Минуту спустя Брианна еле слышно ахнула.
– Вот он!
Она живо обернулась в сторону Клэр, которая, стоя в дальнем конце кладбища, сосредоточенно разглядывала какое-то растение, которое держала в руке.
– Мама! Иди сюда! Ты только посмотри!
Клэр помахала рукой в ответ и, осторожно обходя могилы, приблизилась к молодым людям, стоявшим у плоского квадратного камня.
– Что там? – спросила она. – Нашли интересную могилу?
– Да. Кажется, да. Вам ничего не говорит это имя?
Роджер отступил, давая ей возможность увидеть надпись.
– Господи боже ты мой милостивый!
Немного удивленный такой реакцией, Роджер взглянул на Клэр – лицо ее сделалось белым, как мел. Она смотрела на замшелый камень, нервно сглатывая подкативший к горлу комок. И так крепко сжимала в ладони сорванное растение, что почти раздавила его.
– Доктор Рэндолл… Клэр, с вами все в порядке?
Янтарные глаза смотрели невидящим взором. Казалось, Клэр не слышит или не понимает его слов. Затем, встряхнув головой, она посмотрела на Роджера. Она все еще была бледна, но, похоже, взяла себя в руки и постепенно начала успокаиваться.

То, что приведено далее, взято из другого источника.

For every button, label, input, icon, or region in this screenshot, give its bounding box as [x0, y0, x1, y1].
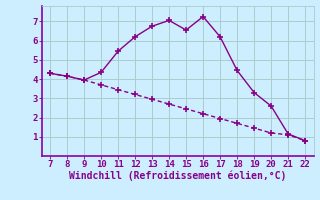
X-axis label: Windchill (Refroidissement éolien,°C): Windchill (Refroidissement éolien,°C) [69, 171, 286, 181]
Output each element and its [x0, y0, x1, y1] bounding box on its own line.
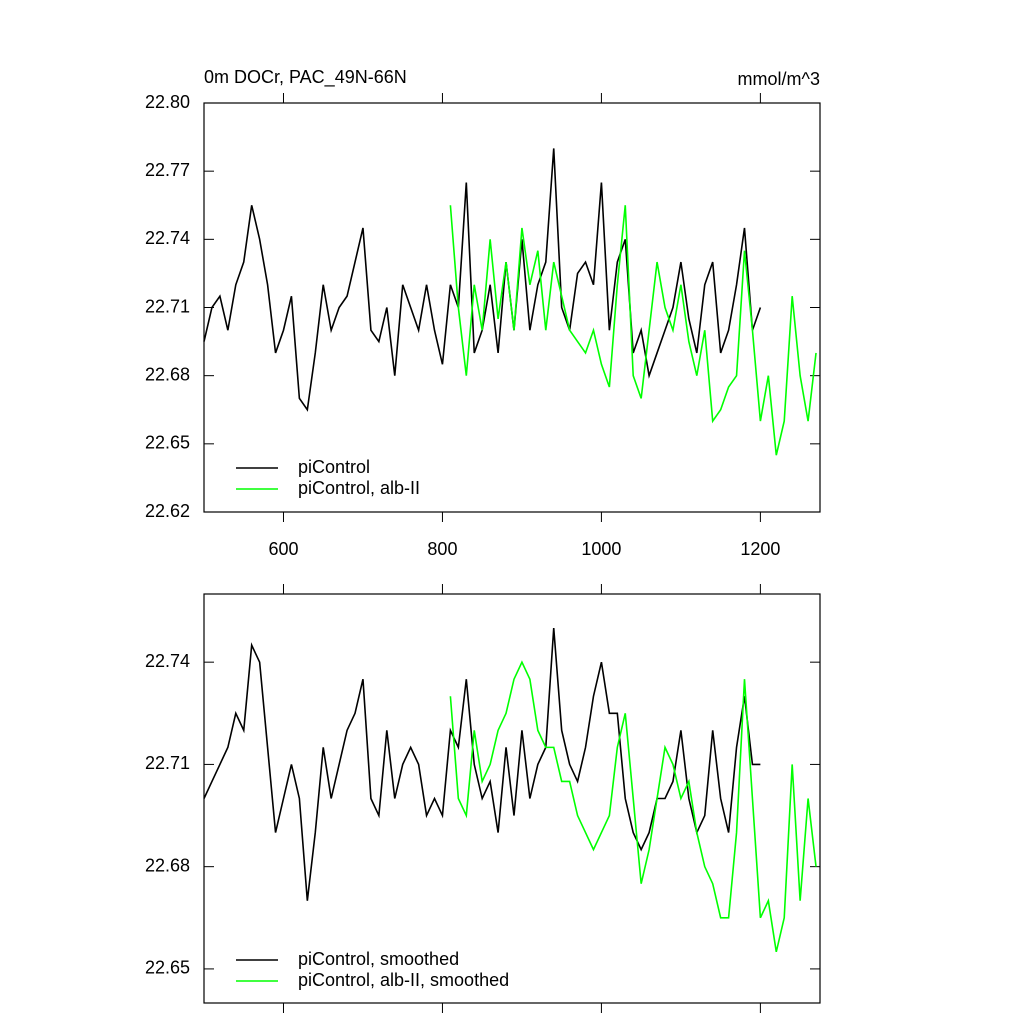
- plot-frame: [203, 593, 821, 1004]
- y-tick-label: 22.62: [145, 501, 190, 521]
- data-line: [449, 205, 817, 456]
- plot-frame: [203, 102, 821, 513]
- y-tick-label: 22.65: [145, 958, 190, 978]
- y-tick-label: 22.65: [145, 433, 190, 453]
- x-tick-label: 800: [427, 539, 457, 559]
- data-line: [203, 628, 761, 901]
- x-tick-label: 600: [268, 539, 298, 559]
- y-tick-label: 22.71: [145, 753, 190, 773]
- y-tick-label: 22.68: [145, 855, 190, 875]
- y-tick-label: 22.74: [145, 651, 190, 671]
- y-tick-label: 22.71: [145, 296, 190, 316]
- legend-label: piControl, alb-II: [298, 478, 420, 498]
- legend-label: piControl: [298, 457, 370, 477]
- y-tick-label: 22.74: [145, 228, 190, 248]
- y-tick-label: 22.68: [145, 364, 190, 384]
- x-tick-label: 1200: [740, 539, 780, 559]
- y-tick-label: 22.77: [145, 160, 190, 180]
- legend-label: piControl, alb-II, smoothed: [298, 970, 509, 990]
- data-line: [449, 660, 817, 953]
- legend-label: piControl, smoothed: [298, 949, 459, 969]
- y-tick-label: 22.80: [145, 92, 190, 112]
- chart-title: 0m DOCr, PAC_49N-66N: [204, 67, 407, 88]
- x-tick-label: 1000: [581, 539, 621, 559]
- unit-label: mmol/m^3: [738, 69, 820, 89]
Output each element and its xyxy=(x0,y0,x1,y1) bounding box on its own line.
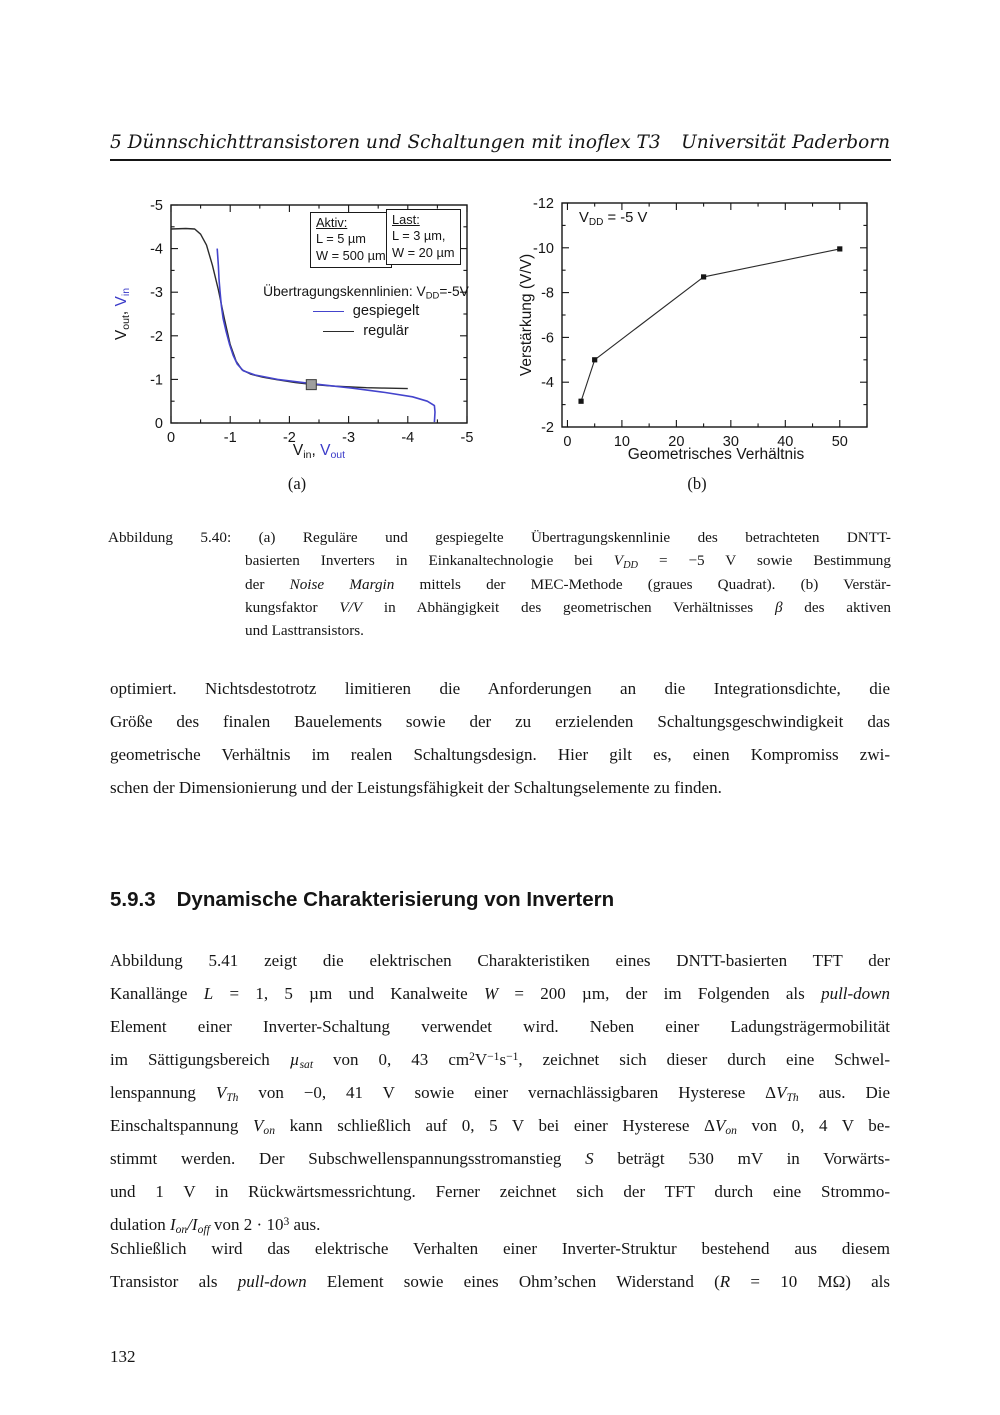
svg-text:-5: -5 xyxy=(461,430,474,446)
header-rule xyxy=(110,159,891,161)
svg-text:50: 50 xyxy=(832,434,848,450)
svg-text:-4: -4 xyxy=(401,430,414,446)
svg-text:-3: -3 xyxy=(150,285,163,301)
legend-entry-gespiegelt: gespiegelt xyxy=(258,303,474,319)
text-line: optimiert. Nichtsdestotrotz limitieren d… xyxy=(110,679,890,698)
page-number: 132 xyxy=(110,1347,136,1366)
text-line: Element einer Inverter-Schaltung verwend… xyxy=(110,1017,890,1036)
text-line: Abbildung 5.40: (a) Reguläre und gespieg… xyxy=(108,529,891,546)
chart-b-y-axis-label: Verstärkung (V/V) xyxy=(518,253,535,377)
legend-title: Übertragungskennlinien: VDD=-5V xyxy=(263,284,469,301)
text-line: stimmt werden. Der Subschwellenspannungs… xyxy=(110,1149,890,1168)
svg-text:-5: -5 xyxy=(150,198,163,214)
chart-b-vdd-annotation: VDD = -5 V xyxy=(579,210,648,228)
legend-entry-regulaer: regulär xyxy=(258,323,474,339)
text-line: lenspannung VTh von −0, 41 V sowie einer… xyxy=(110,1083,890,1105)
legend-line-swatch-regulaer xyxy=(323,330,355,332)
svg-text:0: 0 xyxy=(563,434,571,450)
svg-text:-4: -4 xyxy=(150,242,163,258)
last-box-title: Last: xyxy=(392,212,420,227)
running-header-right: Universität Paderborn xyxy=(681,132,890,153)
svg-text:-10: -10 xyxy=(533,241,554,257)
chart-b-x-axis-label: Geometrisches Verhältnis xyxy=(627,446,805,463)
svg-text:-8: -8 xyxy=(541,286,554,302)
aktiv-box-width: W = 500 µm xyxy=(316,247,386,263)
text-line: Abbildung 5.41 zeigt die elektrischen Ch… xyxy=(110,951,890,970)
aktiv-box-title: Aktiv: xyxy=(316,215,348,230)
text-line: Einschaltspannung Von kann schließlich a… xyxy=(110,1116,891,1138)
svg-text:-2: -2 xyxy=(283,430,296,446)
section-heading: 5.9.3 Dynamische Charakterisierung von In… xyxy=(110,888,614,912)
chart-a-y-axis-label: Vout, Vin xyxy=(113,287,132,341)
svg-text:20: 20 xyxy=(668,434,684,450)
subfigure-a-label: (a) xyxy=(287,474,307,493)
text-line: schen der Dimensionierung und der Leistu… xyxy=(110,778,722,797)
body-paragraph-2: Abbildung 5.41 zeigt die elektrischen Ch… xyxy=(110,944,890,1241)
svg-text:-4: -4 xyxy=(541,375,554,391)
body-paragraph-1: optimiert. Nichtsdestotrotz limitieren d… xyxy=(110,672,890,804)
text-line: der Noise Margin mittels der MEC-Methode… xyxy=(245,575,891,593)
svg-text:-2: -2 xyxy=(541,420,554,436)
text-line: Schließlich wird das elektrische Verhalt… xyxy=(110,1239,890,1258)
last-box-length: L = 3 µm, xyxy=(392,228,446,244)
text-line: Kanallänge L = 1, 5 µm und Kanalweite W … xyxy=(110,984,891,1003)
aktiv-box-length: L = 5 µm xyxy=(316,231,366,247)
svg-text:30: 30 xyxy=(723,434,739,450)
text-line: Transistor als pull-down Element sowie e… xyxy=(110,1272,891,1291)
svg-text:-12: -12 xyxy=(533,196,554,212)
text-line: basierten Inverters in Einkanaltechnolog… xyxy=(245,552,891,572)
chart-a-aktiv-transistor-box: Aktiv: L = 5 µm W = 500 µm xyxy=(310,212,392,269)
svg-text:-2: -2 xyxy=(150,329,163,345)
legend-entry-label: gespiegelt xyxy=(352,303,420,319)
figure-caption: Abbildung 5.40: (a) Reguläre und gespieg… xyxy=(108,526,891,642)
legend-line-swatch-gespiegelt xyxy=(312,310,344,312)
svg-text:-1: -1 xyxy=(224,430,237,446)
text-line: und Lasttransistors. xyxy=(245,622,364,640)
text-line: Größe des finalen Bauelements sowie der … xyxy=(110,712,890,731)
svg-text:40: 40 xyxy=(777,434,793,450)
text-line: dulation Ion/Ioff von 2 · 103 aus. xyxy=(110,1214,321,1237)
body-paragraph-3: Schließlich wird das elektrische Verhalt… xyxy=(110,1232,890,1298)
svg-text:-1: -1 xyxy=(150,372,163,388)
chart-b-canvas: 0 10 20 30 40 50 -2 -4 -6 -8 -10 -12 xyxy=(533,196,868,450)
text-line: geometrische Verhältnis im realen Schalt… xyxy=(110,745,890,764)
svg-text:0: 0 xyxy=(155,416,163,432)
chart-a-x-axis-label: Vin, Vout xyxy=(292,442,346,461)
chart-a-last-transistor-box: Last: L = 3 µm, W = 20 µm xyxy=(386,209,461,266)
last-box-width: W = 20 µm xyxy=(392,244,455,260)
chart-a-canvas: 0 -1 -2 -3 -4 -5 0 -1 -2 -3 -4 -5 xyxy=(150,198,474,446)
subfigure-b-label: (b) xyxy=(687,474,707,493)
text-line: im Sättigungsbereich µsat von 0, 43 cm2V… xyxy=(110,1049,890,1072)
svg-text:0: 0 xyxy=(167,430,175,446)
running-header-left: 5 Dünnschichttransistoren und Schaltunge… xyxy=(110,132,661,153)
section-title: Dynamische Charakterisierung von Inverte… xyxy=(176,888,615,911)
text-line: kungsfaktor V/V in Abhängigkeit des geom… xyxy=(245,598,891,616)
svg-text:-6: -6 xyxy=(541,330,554,346)
chart-a-legend: Übertragungskennlinien: VDD=-5V gespiege… xyxy=(258,284,474,339)
text-line: und 1 V in Rückwärtsmessrichtung. Ferner… xyxy=(110,1182,890,1201)
section-number: 5.9.3 xyxy=(110,888,156,911)
legend-entry-label: regulär xyxy=(363,323,409,339)
svg-text:10: 10 xyxy=(614,434,630,450)
svg-text:-3: -3 xyxy=(342,430,355,446)
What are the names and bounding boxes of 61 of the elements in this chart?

– Все в порядке, – произнесла она безжизненным тоном и провела пальцами по полустершимся буквам, словно читая методом Брайля. – «Джонатан Уолвертон Рэндолл… – тихо пробормотала она. – Тысяча семьсот пятый – тысяча семьсот сорок пятый». Я же говорила вам! Черт возьми, я же вам говорила!..
Голос ее обрел силу, и в нем отчетливо слышалась с трудом сдерживаемая ярость.
– Мама! Что с тобой? – Брианна, явно встревоженная, потянула ее за рукав.
Роджеру казалось, что перед глазами Клэр опустилась какая-то завеса. Чувства, отражавшиеся в них, внезапно угасли, как только она осознала, что рядом стоят и с ужасом смотрят на нее двое молодых людей. Она заставила себя улыбнуться.
– Нет-нет, ничего. Все чудесно.
Пальцы ее разжались, на землю упал безжизненный зеленый стебелек.
– Я думала, ты обрадуешься. – Брианна с тревогой смотрела на мать. – Это же один из папиных предков, верно? Солдат, погибший при Куллодене?
Клэр глянула вниз, на могильную плиту.
– Да-да, так оно и есть, – сказала она. – И он умер. Ведь это так?
Роджер с Брианной молча обменялись взглядами. Чувствуя, что он невольно чем-то огорчил Клэр, Роджер дотронулся до ее плеча.